Porque Dios ama la justicia y odia la iniquidad (cf. Heb 1, 9), y “no descansará
el cetro de los malvados sobre el lote de los justos” (Sal 124, 3).
¿Cuándo
será la cosecha? En el momento en que la humanidad menos se lo espere, pues “el
Día del Señor llegará como un ladrón” (1 Tes 5, 2); cuando ella, en su
prepotencia, piense que puede impunemente levantar su brazo contra Dios,
“entonces, de improviso, les sobrevendrá la ruina” (1 Tes 5, 3). Para ello bastará
un instante, pues Satanás cayó del Cielo “como un rayo” (Lc 10, 18); así también
“el que esté en la azotea y tenga sus cosas en casa no baje a recogerlas” (Lc
17, 31).
¿Quién
obrará la siega y la posterior separación? El mismo Dios, todopoderoso, el
cual, aunque mande “la lluvia a justos e injustos” (Mt 5, 45), premia a los
buenos y castiga a los malos (cf. Mt 25, 46), y separará a unos de los otros por
el ministerio de sus santos ángeles (cf. Mt 13, 49). Por eso el divino Maestro,
que es “el Camino y la Verdad y la Vida” (Jn 14, 6), afirma que no vino a traer
la paz, sino la división (cf. Lc 12, 51), de modo que “estarán divididos cinco en
una casa: tres contra dos y dos contra tres” (Lc 12, 52).
Finalmente,
¿cómo será separada la cizaña del trigo? Presentándose la Verdad. En efecto,
ella esclarece, revela y divide; une, fortalece y salva a los buenos, pero
desenmascara, confunde y disipa a los malos. La Verdad es como la luz: ante
ella no resiste la maldad, como tampoco las tinieblas logran vencer a la
claridad. Lo Absoluto define, y Dios juzga.
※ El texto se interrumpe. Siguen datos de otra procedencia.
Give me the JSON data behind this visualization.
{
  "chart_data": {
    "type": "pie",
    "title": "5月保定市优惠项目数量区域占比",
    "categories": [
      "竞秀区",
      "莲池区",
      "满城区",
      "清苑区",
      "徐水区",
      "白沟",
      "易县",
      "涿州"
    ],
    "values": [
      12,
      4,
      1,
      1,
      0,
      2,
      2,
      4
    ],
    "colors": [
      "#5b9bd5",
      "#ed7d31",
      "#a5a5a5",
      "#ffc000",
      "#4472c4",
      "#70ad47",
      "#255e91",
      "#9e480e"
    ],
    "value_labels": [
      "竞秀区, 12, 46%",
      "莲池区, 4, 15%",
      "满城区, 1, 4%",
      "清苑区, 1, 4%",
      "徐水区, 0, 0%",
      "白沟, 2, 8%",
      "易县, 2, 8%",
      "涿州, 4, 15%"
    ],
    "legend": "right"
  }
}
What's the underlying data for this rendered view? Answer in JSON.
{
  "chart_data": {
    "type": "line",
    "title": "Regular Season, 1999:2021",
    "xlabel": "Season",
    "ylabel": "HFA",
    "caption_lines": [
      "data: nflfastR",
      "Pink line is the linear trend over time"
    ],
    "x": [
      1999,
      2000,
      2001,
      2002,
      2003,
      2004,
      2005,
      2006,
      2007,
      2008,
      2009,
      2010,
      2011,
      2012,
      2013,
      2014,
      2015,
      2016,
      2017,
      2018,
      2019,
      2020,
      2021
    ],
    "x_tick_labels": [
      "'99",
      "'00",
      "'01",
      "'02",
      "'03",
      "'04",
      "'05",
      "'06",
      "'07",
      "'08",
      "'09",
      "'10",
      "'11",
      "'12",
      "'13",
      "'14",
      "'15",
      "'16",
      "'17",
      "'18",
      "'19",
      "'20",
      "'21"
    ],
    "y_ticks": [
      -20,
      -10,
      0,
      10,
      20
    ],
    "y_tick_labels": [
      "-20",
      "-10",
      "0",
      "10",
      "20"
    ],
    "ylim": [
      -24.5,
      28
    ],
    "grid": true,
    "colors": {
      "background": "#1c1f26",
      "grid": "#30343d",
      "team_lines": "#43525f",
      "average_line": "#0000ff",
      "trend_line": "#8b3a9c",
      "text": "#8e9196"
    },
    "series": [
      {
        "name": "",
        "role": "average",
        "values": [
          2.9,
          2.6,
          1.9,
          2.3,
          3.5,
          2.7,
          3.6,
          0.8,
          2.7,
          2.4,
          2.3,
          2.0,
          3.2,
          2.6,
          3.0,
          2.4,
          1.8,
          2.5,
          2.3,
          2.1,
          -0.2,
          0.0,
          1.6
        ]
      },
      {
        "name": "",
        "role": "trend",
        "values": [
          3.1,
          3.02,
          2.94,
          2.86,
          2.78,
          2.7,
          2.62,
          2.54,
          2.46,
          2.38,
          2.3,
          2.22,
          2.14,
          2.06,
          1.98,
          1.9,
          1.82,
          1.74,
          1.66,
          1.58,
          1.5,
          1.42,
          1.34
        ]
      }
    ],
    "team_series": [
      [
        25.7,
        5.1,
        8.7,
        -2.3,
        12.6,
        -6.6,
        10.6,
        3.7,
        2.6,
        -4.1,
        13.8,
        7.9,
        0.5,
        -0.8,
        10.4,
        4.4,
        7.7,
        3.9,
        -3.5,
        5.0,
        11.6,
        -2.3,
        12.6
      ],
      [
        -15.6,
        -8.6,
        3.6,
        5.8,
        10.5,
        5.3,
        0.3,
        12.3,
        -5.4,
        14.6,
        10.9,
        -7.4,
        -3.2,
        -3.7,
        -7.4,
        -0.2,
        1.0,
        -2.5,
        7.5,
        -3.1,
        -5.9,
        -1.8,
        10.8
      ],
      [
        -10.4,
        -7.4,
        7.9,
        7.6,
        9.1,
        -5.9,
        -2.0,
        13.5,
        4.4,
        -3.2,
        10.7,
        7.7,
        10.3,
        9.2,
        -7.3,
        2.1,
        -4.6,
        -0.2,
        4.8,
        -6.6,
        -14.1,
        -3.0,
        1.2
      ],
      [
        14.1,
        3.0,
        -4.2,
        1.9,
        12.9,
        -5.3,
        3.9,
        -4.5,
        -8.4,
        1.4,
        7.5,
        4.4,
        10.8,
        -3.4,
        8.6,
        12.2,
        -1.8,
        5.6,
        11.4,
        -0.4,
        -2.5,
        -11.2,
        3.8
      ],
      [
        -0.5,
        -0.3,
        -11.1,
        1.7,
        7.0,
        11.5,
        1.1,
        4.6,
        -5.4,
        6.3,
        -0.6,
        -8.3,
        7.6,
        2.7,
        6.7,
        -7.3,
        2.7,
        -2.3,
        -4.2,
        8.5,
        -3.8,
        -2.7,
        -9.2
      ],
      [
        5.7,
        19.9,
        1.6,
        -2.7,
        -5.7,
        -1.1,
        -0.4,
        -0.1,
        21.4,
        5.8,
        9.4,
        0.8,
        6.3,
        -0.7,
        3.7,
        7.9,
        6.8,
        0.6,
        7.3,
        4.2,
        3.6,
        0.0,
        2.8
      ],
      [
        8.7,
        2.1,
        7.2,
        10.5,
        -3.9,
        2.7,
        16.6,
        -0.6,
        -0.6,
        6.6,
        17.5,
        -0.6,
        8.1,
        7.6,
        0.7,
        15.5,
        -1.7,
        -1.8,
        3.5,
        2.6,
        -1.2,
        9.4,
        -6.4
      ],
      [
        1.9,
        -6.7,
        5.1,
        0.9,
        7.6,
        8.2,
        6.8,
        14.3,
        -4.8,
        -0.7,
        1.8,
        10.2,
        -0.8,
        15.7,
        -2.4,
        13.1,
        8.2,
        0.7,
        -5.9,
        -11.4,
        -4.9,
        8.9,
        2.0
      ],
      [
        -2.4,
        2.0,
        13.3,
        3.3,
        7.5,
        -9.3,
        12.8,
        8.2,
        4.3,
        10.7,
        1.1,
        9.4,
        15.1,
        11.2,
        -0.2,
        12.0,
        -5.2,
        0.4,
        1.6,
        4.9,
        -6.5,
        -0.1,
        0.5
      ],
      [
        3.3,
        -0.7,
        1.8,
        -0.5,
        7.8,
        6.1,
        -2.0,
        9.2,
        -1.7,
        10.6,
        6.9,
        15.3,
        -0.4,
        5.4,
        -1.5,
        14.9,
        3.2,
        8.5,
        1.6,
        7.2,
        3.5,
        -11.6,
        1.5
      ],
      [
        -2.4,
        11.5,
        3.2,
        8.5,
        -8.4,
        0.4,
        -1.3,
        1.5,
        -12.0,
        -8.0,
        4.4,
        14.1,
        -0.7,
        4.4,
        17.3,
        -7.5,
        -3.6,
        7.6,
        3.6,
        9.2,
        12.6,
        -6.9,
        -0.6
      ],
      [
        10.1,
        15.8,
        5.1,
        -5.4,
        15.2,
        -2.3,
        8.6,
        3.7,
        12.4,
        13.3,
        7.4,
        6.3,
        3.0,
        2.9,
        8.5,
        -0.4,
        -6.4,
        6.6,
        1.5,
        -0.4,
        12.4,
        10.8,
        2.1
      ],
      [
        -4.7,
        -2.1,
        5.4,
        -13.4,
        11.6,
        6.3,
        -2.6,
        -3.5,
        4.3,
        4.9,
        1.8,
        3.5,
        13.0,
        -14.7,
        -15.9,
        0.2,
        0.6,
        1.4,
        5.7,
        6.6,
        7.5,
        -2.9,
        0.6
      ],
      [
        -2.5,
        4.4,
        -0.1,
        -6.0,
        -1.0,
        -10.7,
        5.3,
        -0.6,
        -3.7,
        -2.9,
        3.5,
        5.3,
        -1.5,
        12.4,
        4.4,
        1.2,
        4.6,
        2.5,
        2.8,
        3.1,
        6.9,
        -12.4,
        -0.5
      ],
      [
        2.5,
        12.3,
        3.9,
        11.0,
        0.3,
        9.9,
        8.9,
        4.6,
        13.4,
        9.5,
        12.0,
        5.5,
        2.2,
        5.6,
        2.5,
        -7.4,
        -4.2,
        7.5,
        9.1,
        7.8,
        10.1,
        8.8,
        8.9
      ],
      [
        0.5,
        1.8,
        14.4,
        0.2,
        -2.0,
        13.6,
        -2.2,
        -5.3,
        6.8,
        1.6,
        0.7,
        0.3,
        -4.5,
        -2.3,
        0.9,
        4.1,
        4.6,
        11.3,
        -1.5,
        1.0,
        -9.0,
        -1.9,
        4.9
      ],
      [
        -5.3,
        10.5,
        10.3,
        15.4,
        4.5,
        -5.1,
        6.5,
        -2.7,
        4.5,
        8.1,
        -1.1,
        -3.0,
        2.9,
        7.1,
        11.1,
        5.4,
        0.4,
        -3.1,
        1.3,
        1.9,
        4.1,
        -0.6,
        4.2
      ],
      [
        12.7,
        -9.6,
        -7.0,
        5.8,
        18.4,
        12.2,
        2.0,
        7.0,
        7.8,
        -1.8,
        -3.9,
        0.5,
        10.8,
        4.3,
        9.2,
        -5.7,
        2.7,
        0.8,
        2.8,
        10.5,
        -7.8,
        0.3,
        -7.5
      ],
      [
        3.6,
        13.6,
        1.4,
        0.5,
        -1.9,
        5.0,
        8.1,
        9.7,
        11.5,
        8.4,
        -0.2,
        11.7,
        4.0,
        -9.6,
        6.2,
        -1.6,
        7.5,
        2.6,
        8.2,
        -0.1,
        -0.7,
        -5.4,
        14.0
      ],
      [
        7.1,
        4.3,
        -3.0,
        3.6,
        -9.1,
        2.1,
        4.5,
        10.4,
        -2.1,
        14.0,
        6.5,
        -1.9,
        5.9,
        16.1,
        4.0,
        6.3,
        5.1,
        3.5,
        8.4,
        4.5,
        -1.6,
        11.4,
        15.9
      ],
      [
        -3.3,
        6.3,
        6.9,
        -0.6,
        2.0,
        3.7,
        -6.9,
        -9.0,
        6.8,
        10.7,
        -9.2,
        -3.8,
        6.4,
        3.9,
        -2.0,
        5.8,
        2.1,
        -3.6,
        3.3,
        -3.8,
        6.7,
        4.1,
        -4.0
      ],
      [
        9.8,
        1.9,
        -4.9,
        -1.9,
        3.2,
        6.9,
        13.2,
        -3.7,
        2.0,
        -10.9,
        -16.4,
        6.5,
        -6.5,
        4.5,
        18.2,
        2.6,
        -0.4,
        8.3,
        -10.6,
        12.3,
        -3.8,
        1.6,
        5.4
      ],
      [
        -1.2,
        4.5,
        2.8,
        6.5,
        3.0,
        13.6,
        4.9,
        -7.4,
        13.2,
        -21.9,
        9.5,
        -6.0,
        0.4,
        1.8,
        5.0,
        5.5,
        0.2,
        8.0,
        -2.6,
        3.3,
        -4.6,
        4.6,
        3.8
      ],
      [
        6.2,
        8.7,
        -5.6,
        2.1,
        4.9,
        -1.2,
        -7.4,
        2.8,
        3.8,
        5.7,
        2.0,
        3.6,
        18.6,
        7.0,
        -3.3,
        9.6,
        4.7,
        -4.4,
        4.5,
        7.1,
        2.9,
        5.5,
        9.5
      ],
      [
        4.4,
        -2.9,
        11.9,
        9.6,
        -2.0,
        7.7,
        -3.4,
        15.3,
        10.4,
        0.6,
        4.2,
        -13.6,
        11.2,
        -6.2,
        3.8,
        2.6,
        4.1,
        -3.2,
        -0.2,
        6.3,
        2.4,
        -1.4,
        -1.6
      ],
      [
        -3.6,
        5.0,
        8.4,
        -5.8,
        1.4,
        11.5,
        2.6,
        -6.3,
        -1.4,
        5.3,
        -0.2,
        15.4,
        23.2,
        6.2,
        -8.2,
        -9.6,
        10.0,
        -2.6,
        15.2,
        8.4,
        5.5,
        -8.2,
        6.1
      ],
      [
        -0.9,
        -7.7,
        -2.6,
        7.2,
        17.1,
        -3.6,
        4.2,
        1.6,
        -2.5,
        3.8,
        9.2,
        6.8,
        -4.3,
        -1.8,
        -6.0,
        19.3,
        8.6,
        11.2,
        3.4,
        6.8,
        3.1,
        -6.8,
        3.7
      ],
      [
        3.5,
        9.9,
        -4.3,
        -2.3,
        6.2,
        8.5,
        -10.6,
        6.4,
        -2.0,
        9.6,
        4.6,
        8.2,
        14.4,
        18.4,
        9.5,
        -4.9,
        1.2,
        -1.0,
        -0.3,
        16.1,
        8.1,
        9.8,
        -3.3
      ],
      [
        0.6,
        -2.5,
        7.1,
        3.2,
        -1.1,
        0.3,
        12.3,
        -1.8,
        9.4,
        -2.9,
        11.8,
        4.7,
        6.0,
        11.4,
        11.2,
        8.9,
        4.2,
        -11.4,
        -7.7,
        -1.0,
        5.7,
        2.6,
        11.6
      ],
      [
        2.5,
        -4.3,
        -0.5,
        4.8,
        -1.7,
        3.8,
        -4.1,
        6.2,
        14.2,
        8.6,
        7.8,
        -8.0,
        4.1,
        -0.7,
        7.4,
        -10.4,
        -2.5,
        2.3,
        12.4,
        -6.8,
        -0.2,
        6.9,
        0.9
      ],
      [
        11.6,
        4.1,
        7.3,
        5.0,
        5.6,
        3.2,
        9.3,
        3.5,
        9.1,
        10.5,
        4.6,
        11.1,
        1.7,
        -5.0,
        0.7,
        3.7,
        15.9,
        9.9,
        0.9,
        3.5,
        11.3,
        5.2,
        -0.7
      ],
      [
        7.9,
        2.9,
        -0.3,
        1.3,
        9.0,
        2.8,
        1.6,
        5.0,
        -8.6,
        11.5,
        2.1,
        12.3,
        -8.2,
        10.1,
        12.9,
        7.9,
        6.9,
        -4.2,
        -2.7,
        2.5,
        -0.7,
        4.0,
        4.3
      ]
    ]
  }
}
El destino eterno se decide en función
de la opción que cada uno hace ante la Verdad.
Esto
explica las persecuciones, los martirios y las bienaventuranzas, porque “de la
misma manera persiguieron a los profetas” (Mt 5, 12), y “si a mí me han
perseguido —dice Jesús—, también a vosotros os perseguirán” (Jn 15, 20). Así,
persiguiendo a Dios en sus hijos, cumplen “las palabras de los profetas que se
leen los sábados” (Hch 13, 27), a menudo sin darse cuenta siquiera de ello.
Por
consiguiente, la victoria de Dios es cuestión de tiempo, ¡y poco! Lo importante
es permanecer en Él, para que “tengamos plena confianza y no quedemos avergonzados”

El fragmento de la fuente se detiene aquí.